Cette ville du Sud est notre total opposé. Nous affrontons leur bassesse et absence d'honneur. Comment qualifier autrement le fait de suivre une jeune fille pour liquider son père ? Mais cette rivalité ne date pas d'hier. D'aussi loin que je m'en souvienne, ils ont toujours été notre cible dans le viseur. L'élément déclencheur de cette guerre est en lien avec ma mère, mais aucun de ceux que je côtoie ne l'explique. Il s'agit d'un des nombreux secrets qui gangrènent le clan. Aveuglément, j'ai appris à détester les hommes du Sud aussi fort que je respire. Et depuis ce drame, Tarente m'a donné une raison supplémentaire de les voir tomber.

La nuit sur Rome a beau être dégagée ce soir, je n'aperçois pas les étoiles. La pollution offre une couche protectrice qui sépare le déchet humain de la beauté de l'univers. À la fenêtre du salon, du haut du onzième étage, je me laisse bercer par le bruit ambiant de l'immeuble. Véritable abomination architecturale, le bâtiment en forme de voile servait à accueillir les familles nécessiteuses avant de servir de QG à notre organisation. Le silence y est perpétuellement absent. Chaque étage cache un mal que nous entretenons. Des hommes y perdent la vie. Des femmes oublient leur fierté en participant au commerce du sexe. Et l'illégalité est passé sous silence. Le vice a le don de ne pas faire de distinction entre les sexes. Il s'empare de tous les cœurs.

La mafia n'épargne pas les fragiles. Sans protecteur, il n'y a aucun moyen de s'en sortir. Tous ceux qui animent les pièces de cet immeuble ont une bonne raison d'y participer. L'argent. La colère. La vengeance. La solitude.
Je dois être la seule à qui on demande de rester en dehors de cela. Laisse-nous nous occuper de ce problème. Continue tes études. Reste en dehors de ça. Il faudrait que je reprenne ma vie là où je l'ai laissée, sans porter attention au feu qui brûle en moi.
Le problème de ces hommes est la place de la femme. Dans la vision archaïque de la mafia, celle-ci n'a pas voix au chapitre. Côtoyer les monstres n'implique pas de les affronter.
La passivité n'a jamais été mon fort. Et l'ironie fait que mes protecteurs ont été ceux qui m'ont infligé de profondes fêlures.

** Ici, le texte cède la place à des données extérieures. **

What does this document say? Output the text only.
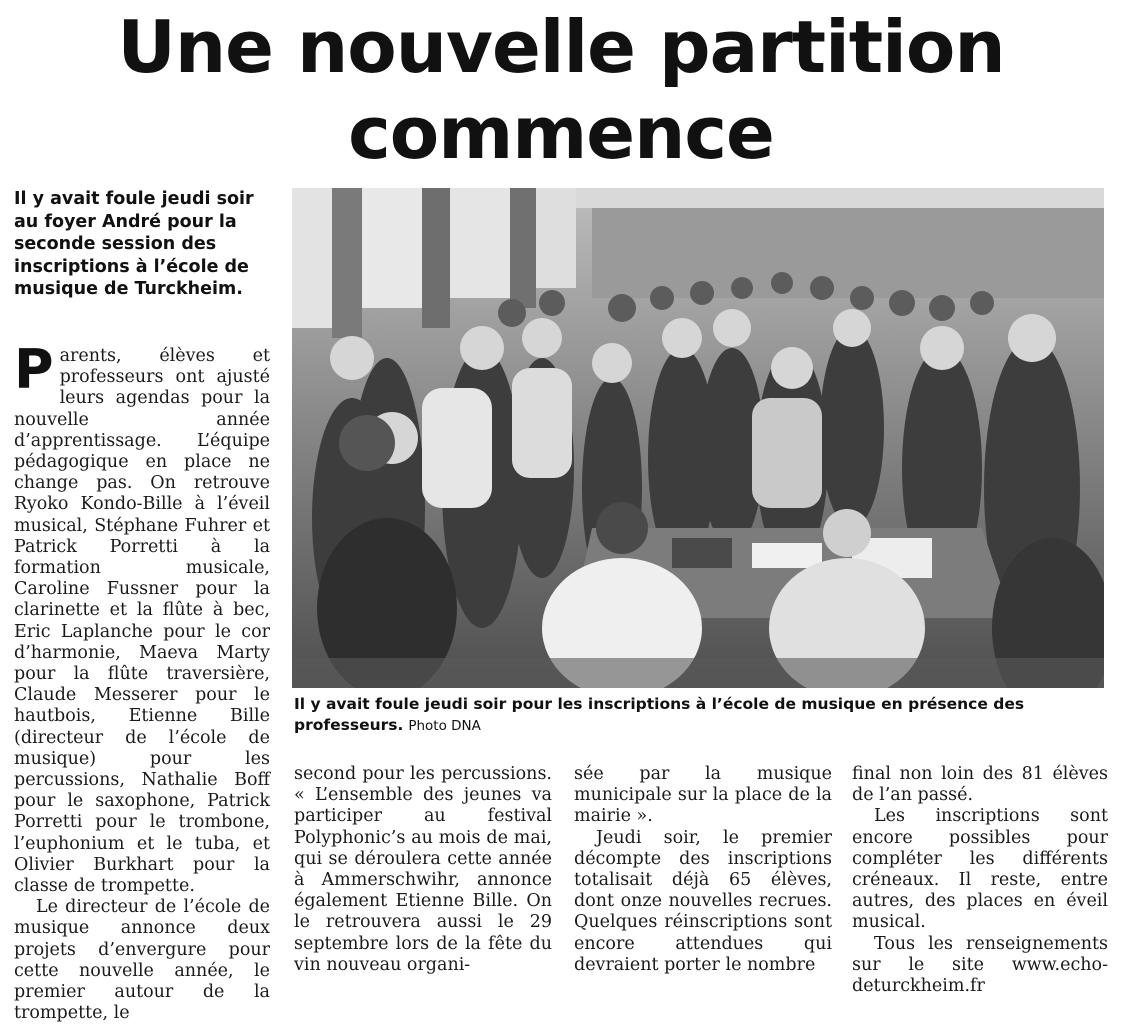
Une nouvelle partition
commence
Il y avait foule jeudi soir au foyer André pour la seconde session des inscriptions à l’école de musique de Turckheim.

Parents, élèves et professeurs ont ajusté leurs agendas pour la nouvelle année d’apprentissage. L’équipe pédagogique en place ne change pas. On retrouve Ryoko Kondo-Bille à l’éveil musical, Stéphane Fuhrer et Patrick Porretti à la formation musicale, Caroline Fussner pour la clarinette et la flûte à bec, Eric Laplanche pour le cor d’harmonie, Maeva Marty pour la flûte traversière, Claude Messerer pour le hautbois, Etienne Bille (directeur de l’école de musique) pour les percussions, Nathalie Boff pour le saxophone, Patrick Porretti pour le trombone, l’euphonium et le tuba, et Olivier Burkhart pour la classe de trompette.

Le directeur de l’école de musique annonce deux projets d’envergure pour cette nouvelle année, le premier autour de la trompette, le

Il y avait foule jeudi soir pour les inscriptions à l’école de musique en présence des professeurs. Photo DNA

second pour les percussions. « L’ensemble des jeunes va participer au festival Polyphonic’s au mois de mai, qui se déroulera cette année à Ammerschwihr, annonce également Etienne Bille. On le retrouvera aussi le 29 septembre lors de la fête du vin nouveau organi-

sée par la musique municipale sur la place de la mairie ».

Jeudi soir, le premier décompte des inscriptions totalisait déjà 65 élèves, dont onze nouvelles recrues. Quelques réinscriptions sont encore attendues qui devraient porter le nombre

final non loin des 81 élèves de l’an passé.

Les inscriptions sont encore possibles pour compléter les différents créneaux. Il reste, entre autres, des places en éveil musical.

Tous les renseignements sur le site www.echo-deturckheim.fr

J'essaye de les écouter, de vivre comme une jeune fille normale malgré le drame. Mais les battements de mon cœur sont assourdissants. Une héritière mafieuse n'a pas la liberté d'aimer, car cela implique de la rendre vulnérable.
La cigarette à la main, je laisse le papier se consumer en me contentant de le secouer pour en faire tomber les braises. La chaleur que j'y perçois me replonge dans des souvenirs que j'aurais souhaité oublier.

Tu ne m'as toujours pas dit ce que tu veux comme cadeau Tara, m'interpelle Gianluca.
— Je n'ai besoin de rien.
— Réfléchis. Il doit bien y avoir quelque chose qui te ferait plaisir. Un sac ? Un bijou ?

Son air agacé ne trompe pas derrière le masque de froideur qu'il affiche. Perdre ces quelques heures au restaurant avec moi est déjà trop pour son business. Je ne suis qu'un poids mort, qu'il s'efforce d'entretenir pour que je reste sagement dans mon coin. S'il m'accordait plus d'intérêt, il saurait que le luxe ne m'attire pas, contrairement à la liberté.

À bien y penser, il y aurait peut-être quelque chose qui me tenterait.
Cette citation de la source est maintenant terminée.